A crise fordista-keynesiana evidenciou justamente o fato de que tal estrutura

de produção não era mais adequada às novas configurações do mercado, assim

como a política fortemente intervencionista do Estado. A esse respeito vale

considerar o seguinte: com a recuperação da capacidade produtiva dos países

capitalistas que estiveram envolvidos na segunda guerra mundial, os mercados das

grandes potências sofreram um relativo estreitamento, impondo a necessidade de

um novo regime de produção, mais flexível – tanto do ponto de vista quantitativo

quanto qualitativo da produção - e competitivo. Dessa forma, pode-se dizer que a

política econômica de ampliação dos gastos – tipicamente keynesiana - foi viável

enquanto a produção fordista se manteve adequada. Quando o fordismo passou a

indicar sinais de esgotamento, a política econômica com viés altamente

intervencionista do governo teve que ser revista, dada a crise fiscal oriunda do

referido contexto.

Para Gorender (1997) perante a instabilidade da crise estrutural e da

conseqüente saturação do mercado, era imprescindível que se instalasse um novo

regime produtivo.
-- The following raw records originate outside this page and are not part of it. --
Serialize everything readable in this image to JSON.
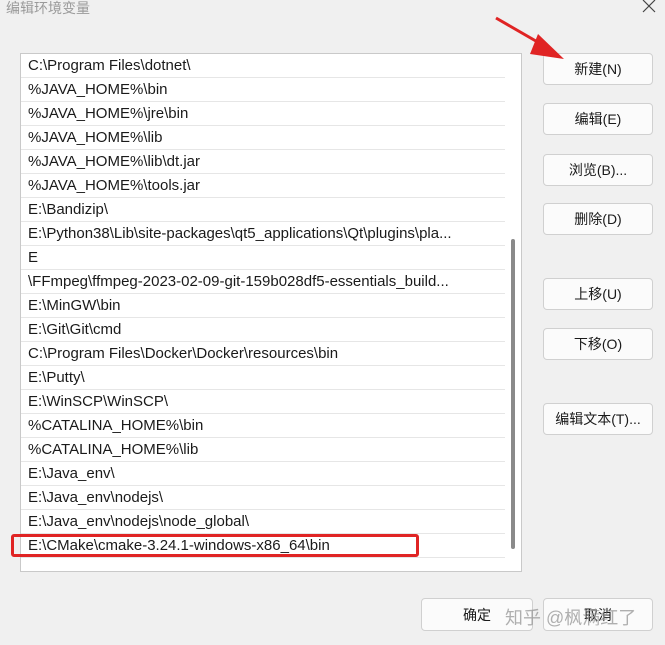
{
  "window": {
    "title": "编辑环境变量",
    "close_icon": "close-icon"
  },
  "path_list": {
    "items": [
      "C:\\Program Files\\dotnet\\",
      "%JAVA_HOME%\\bin",
      "%JAVA_HOME%\\jre\\bin",
      "%JAVA_HOME%\\lib",
      "%JAVA_HOME%\\lib\\dt.jar",
      "%JAVA_HOME%\\tools.jar",
      "E:\\Bandizip\\",
      "E:\\Python38\\Lib\\site-packages\\qt5_applications\\Qt\\plugins\\pla...",
      "E",
      "\\FFmpeg\\ffmpeg-2023-02-09-git-159b028df5-essentials_build...",
      "E:\\MinGW\\bin",
      "E:\\Git\\Git\\cmd",
      "C:\\Program Files\\Docker\\Docker\\resources\\bin",
      "E:\\Putty\\",
      "E:\\WinSCP\\WinSCP\\",
      "%CATALINA_HOME%\\bin",
      "%CATALINA_HOME%\\lib",
      "E:\\Java_env\\",
      "E:\\Java_env\\nodejs\\",
      "E:\\Java_env\\nodejs\\node_global\\",
      "E:\\CMake\\cmake-3.24.1-windows-x86_64\\bin"
    ],
    "selected_index": 20
  },
  "buttons": {
    "new": "新建(N)",
    "edit": "编辑(E)",
    "browse": "浏览(B)...",
    "delete": "删除(D)",
    "move_up": "上移(U)",
    "move_down": "下移(O)",
    "edit_text": "编辑文本(T)...",
    "ok": "确定",
    "cancel": "取消"
  },
  "annotations": {
    "highlight_color": "#e02424",
    "arrow_color": "#e02424"
  },
  "watermark": "知乎 @枫满红了"
}
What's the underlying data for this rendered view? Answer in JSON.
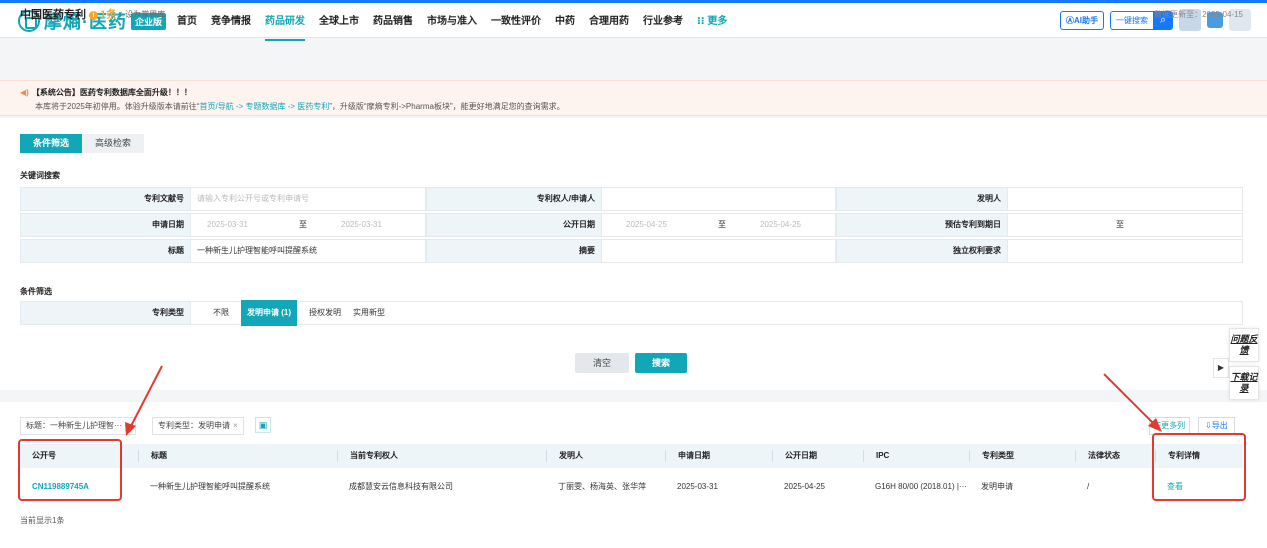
{
  "header": {
    "logo_text": "摩熵·医药",
    "logo_badge": "企业版",
    "nav": [
      "首页",
      "竞争情报",
      "药品研发",
      "全球上市",
      "药品销售",
      "市场与准入",
      "一致性评价",
      "中药",
      "合理用药",
      "行业参考"
    ],
    "nav_more": "更多",
    "ai_label": "AI助手",
    "quick_search": "一键搜索"
  },
  "subheader": {
    "title": "中国医药专利",
    "count": "1条",
    "favorite": "设为常用库",
    "updated": "数据更新至：2025-04-15"
  },
  "notice": {
    "line1": "【系统公告】医药专利数据库全面升级！！！",
    "l2_pre": "本库将于2025年初停用。体验升级版本请前往“",
    "l2_link": "首页/导航 -> 专题数据库 -> 医药专利",
    "l2_post": "”，升级版“摩熵专利->Pharma板块”，能更好地满足您的查询需求。"
  },
  "tabs": {
    "filter": "条件筛选",
    "advanced": "高级检索"
  },
  "keyword": {
    "section": "关键词搜索",
    "patent_no_label": "专利文献号",
    "patent_no_placeholder": "请输入专利公开号或专利申请号",
    "holder_label": "专利权人/申请人",
    "inventor_label": "发明人",
    "apply_date_label": "申请日期",
    "apply_from": "2025-03-31",
    "to": "至",
    "apply_to": "2025-03-31",
    "pub_date_label": "公开日期",
    "pub_from": "2025-04-25",
    "pub_to": "2025-04-25",
    "expire_label": "预估专利到期日",
    "title_label": "标题",
    "title_value": "一种新生儿护理智能呼叫提醒系统",
    "abstract_label": "摘要",
    "claim_label": "独立权利要求"
  },
  "conditions": {
    "section": "条件筛选",
    "type_label": "专利类型",
    "options": [
      "不限",
      "发明申请 (1)",
      "授权发明",
      "实用新型"
    ]
  },
  "buttons": {
    "clear": "清空",
    "search": "搜索"
  },
  "results": {
    "chip_title": "标题：一种新生儿护理智···",
    "chip_type": "专利类型：发明申请",
    "more_cols": "更多列",
    "export": "导出",
    "columns": [
      "公开号",
      "标题",
      "当前专利权人",
      "发明人",
      "申请日期",
      "公开日期",
      "IPC",
      "专利类型",
      "法律状态",
      "专利详情"
    ],
    "rows": [
      [
        "CN119889745A",
        "一种新生儿护理智能呼叫提醒系统",
        "成都慧安云信息科技有限公司",
        "丁丽雯、杨海英、张华萍",
        "2025-03-31",
        "2025-04-25",
        "G16H 80/00 (2018.01) |···",
        "发明申请",
        "/",
        "查看"
      ]
    ],
    "status": "当前显示1条"
  },
  "side": {
    "feedback": "问题反馈",
    "download": "下载记录"
  },
  "colors": {
    "accent": "#11a7b8",
    "blue": "#1677ff",
    "annotation": "#e23b2e"
  }
}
A saturação dos mercados acompanhada da crise do petróleo que

na década de 1970 elevou os custos de produção e instalou a crise no mundo

capitalista, impuseram a sua substituição. No Japão, por outro lado, a produção se

baseava no modelo Toyotista já adotando, portanto os princípios da flexibilidade

produtiva que evidenciava um regime produtivo mais ágil e capaz de responder de

forma mais eficiente às variações do mercado, tanto no que diz respeito ao aspecto

quantitativo quanto qualitativo dos produtos. Foi justamente a presença de tal

flexibilidade que promoveu a importação do toyotismo para os países capitalistas

ocidentais. A implantação do novo regime ocorreu inicialmente nos EUA,

expandindo-se posteriormente para outros países. Vale ressaltar que tal não ocorreu

sem que se promovesse uma série de ajustes, visando adequar o toyotismo à

realidade vigente em cada país, como ressaltado por Gorender (1997), dentre

outros.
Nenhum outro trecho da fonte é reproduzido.